すこやかライフNo.45 2015年3月発行

小児ぜん息 成人ぜん息 その他のアレルギー医療トピックス:知っておきたい 食物アレルギーの診断と検査の方法

食物アレルギー 診断確定までの流れ

食物アレルギーの原因食物は、下記のような流れで確定されます。

1 問診

症状が出たときに何をどれくらい食べたか、どんな症状が現れたかなどを、医師が患者さんから聞き取ります。

問診のイラスト

2 血液検査・皮膚試験
 診断を補助する検査

原因と考えられる食物に対するIgE 抗体注1を調べるための検査です。原因食物である可能性を示すことができます。

注1
IgE 抗体は、免疫グロブリン(Ig)という血液中に含まれるタンパク質の一種です。Ig には、IgA、IgM、 IgGなどがありますが、アレルギーの発症に深く関係しているのがIgE です。通常、IgE は体内に微量しか存在しませんが、アレルギーを引き起こす原因となるアレルゲンが体内に入ってくると、そのアレルゲンに合ったIgE抗体(抗原特異的IgE 抗体)が多く産生されます。

血液検査・皮膚試験を行いながら除去試験も行います。

除去試験

疑わしい原因食物を除去し、症状が出なくなるかどうか確認する試験です。また、乳児でアトピー性皮膚炎(下コラム参照)がある場合、アトピー性皮膚炎の原因に食物が関連しているのかどうかを調べるために行われることもあります。

3 食物経口負荷試験
 確定診断のための検査

原因と考えられる食物を実際に食べてみて、症状が出るかどうかを調べる検査です。

原因食物は何か、またそれをどの程度食べられるのか、確定することができます。

食物経口負荷試験のイラスト

4 診断確定

注2
問診で原因食物と症状の因果関係が明らかな場合や、血液検査(食品に対するIgE 抗体)の数値が高い場合には、食物経口負荷試験を行わずに、原因食物を確定させることもあります。

診断確定のイラスト


コラム : アトピー性皮膚炎がある乳児の場合、まずはスキンケアを

乳児でアトピー性皮膚炎がある場合、検査を受けないで食物が原因であると判断してしまうのは正しくありません。

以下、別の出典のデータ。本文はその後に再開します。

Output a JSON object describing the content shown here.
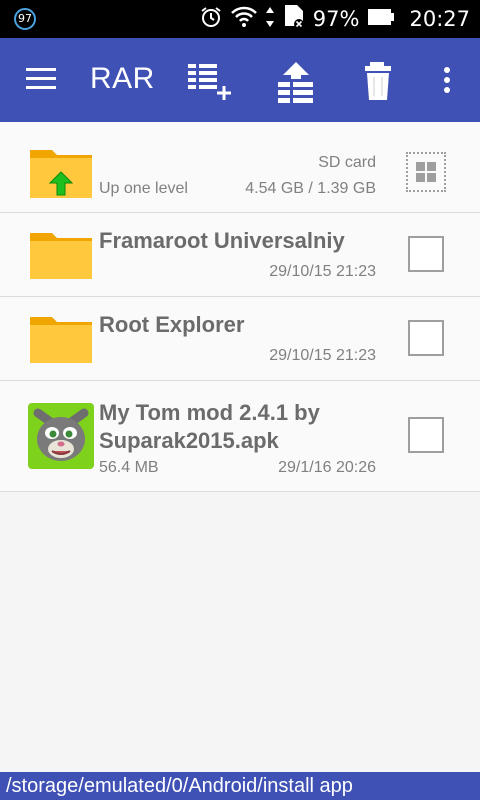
{
  "status_bar": {
    "notification_badge": "97",
    "battery_percent": "97%",
    "time": "20:27",
    "icons": [
      "alarm-icon",
      "wifi-icon",
      "data-arrows-icon",
      "sd-card-icon",
      "battery-icon"
    ]
  },
  "app_bar": {
    "title": "RAR",
    "color": "#3f51b5",
    "actions": [
      "add-to-archive-icon",
      "extract-icon",
      "delete-icon",
      "overflow-menu-icon"
    ]
  },
  "up_level": {
    "label": "Up one level",
    "storage_name": "SD card",
    "storage_space": "4.54 GB / 1.39 GB"
  },
  "files": [
    {
      "name": "Framaroot Universalniy",
      "size": "",
      "date": "29/10/15 21:23",
      "type": "folder"
    },
    {
      "name": "Root Explorer",
      "size": "",
      "date": "29/10/15 21:23",
      "type": "folder"
    },
    {
      "name": "My Tom mod 2.4.1 by Suparak2015.apk",
      "size": "56.4 MB",
      "date": "29/1/16 20:26",
      "type": "apk"
    }
  ],
  "path_bar": {
    "path": "/storage/emulated/0/Android/install app"
  }
}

アトピー性皮膚炎は必ずしも食物アレルギーが原因ではなく、スキンケアを行うことで症状が改善することがあり、その場合は食物を除去する必要はありません。スキンケアだけで症状が改善しない場合には、「食物アレルギーが関与する乳児アトピー性皮膚炎」の可能性があるため、必要に応じて除去試験や血液検査・皮膚試験、食物経口負荷試験を行い、原因食物を確定させます。ただし、その場合でも肌のバリア機能を保持するために、必ずスキンケアを継続する必要があります。